TOPSHOT - A fire rages in Bobin, 350km north of Sydney on November 9, 2019, as firefighters try to contain dozens of out-of…
A fire rages in Bobin, 350km north of Sydney on November 9, 2019, as firefighters try to contain dozens of out-of-control blazes that are raging in the state of New South Wales.

SYDNEY - At least three people have died in bushfires in Australia.  Authorities in New South Wales say more than 150 homes have been destroyed as the state battled an unprecedented fire emergency that continues into a third day, Sunday.  Officials are warning the number of people killed could rise as fire-hit areas are inspected.  At least 30 people have been injured. 

The bushfire crisis spans two states in eastern Australia.  Monstrous walls of flame have terrorized towns and villages.  Many fires in northern New South Wales and parts of Queensland continue to burn out of control despite a military-style fire-fighting effort.

A fire bombing helicopter works to contain a bushfire along Old Bar road in Old Bar, New South Wales, Australia, Nov. 9, 2019. (AAP Image/Shane Chalker/via Reuters)

Water-bombing aircraft have doused them from above, while hundreds of firefighters, many of them volunteers, have gone into battle on the ground.

The full impact on life and property could take days to emerge.  

Bridges, schools and power lines, as well as many homes, have been destroyed.

Others are counting their luck.

“I have come back and my house, its still there.  It is rammed earth and it is still there.  I can’t believe it.  My sheds are all gone and my house is still there,” said a woman.

“I am still gathering thoughts, trying to remember that what it was that I actually did see, whether or not I could believe what I saw,” said a man.

Prime Minister Scott Morrison says the nation won’t forget those affected by the fires.

Australian Prime Minister Scott Morrison (L) speaks to residents at an evacuation center in Taree, 350km north of Sydney on Nov. 10, 2019.

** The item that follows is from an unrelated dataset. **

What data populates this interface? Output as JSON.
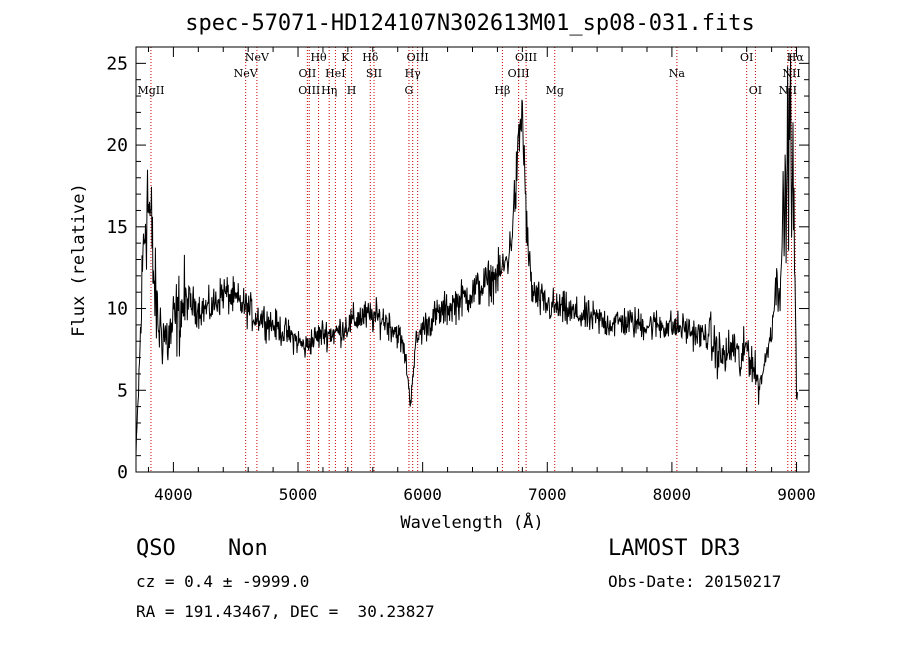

“Those who have been so directly and horribly impacted by these fires, those who have lost loved ones and those who will learn they have lost loved ones in the not-too-distant future, those who have lost homes, those who are sitting in the smoldered ruins of properties that once stood, they are the ones that Australians will be thinking of today,” he said.

Hot and windy weather, combined with a long drought, have made parts of eastern Australia a tinderbox.

Cooler conditions Sunday helped firefighters, but the danger in eastern Australia is far from over.  Authorities say they are likely to issue extreme fire warnings for a vast section of the New South Wales coast on Tuesday, as well as for inland regions.  

Areas around Sydney are considered to be particularly at risk.  Queensland is also bracing for more hazardous conditions.  Residents have been warned that if they are threatened by fire, they may not get help.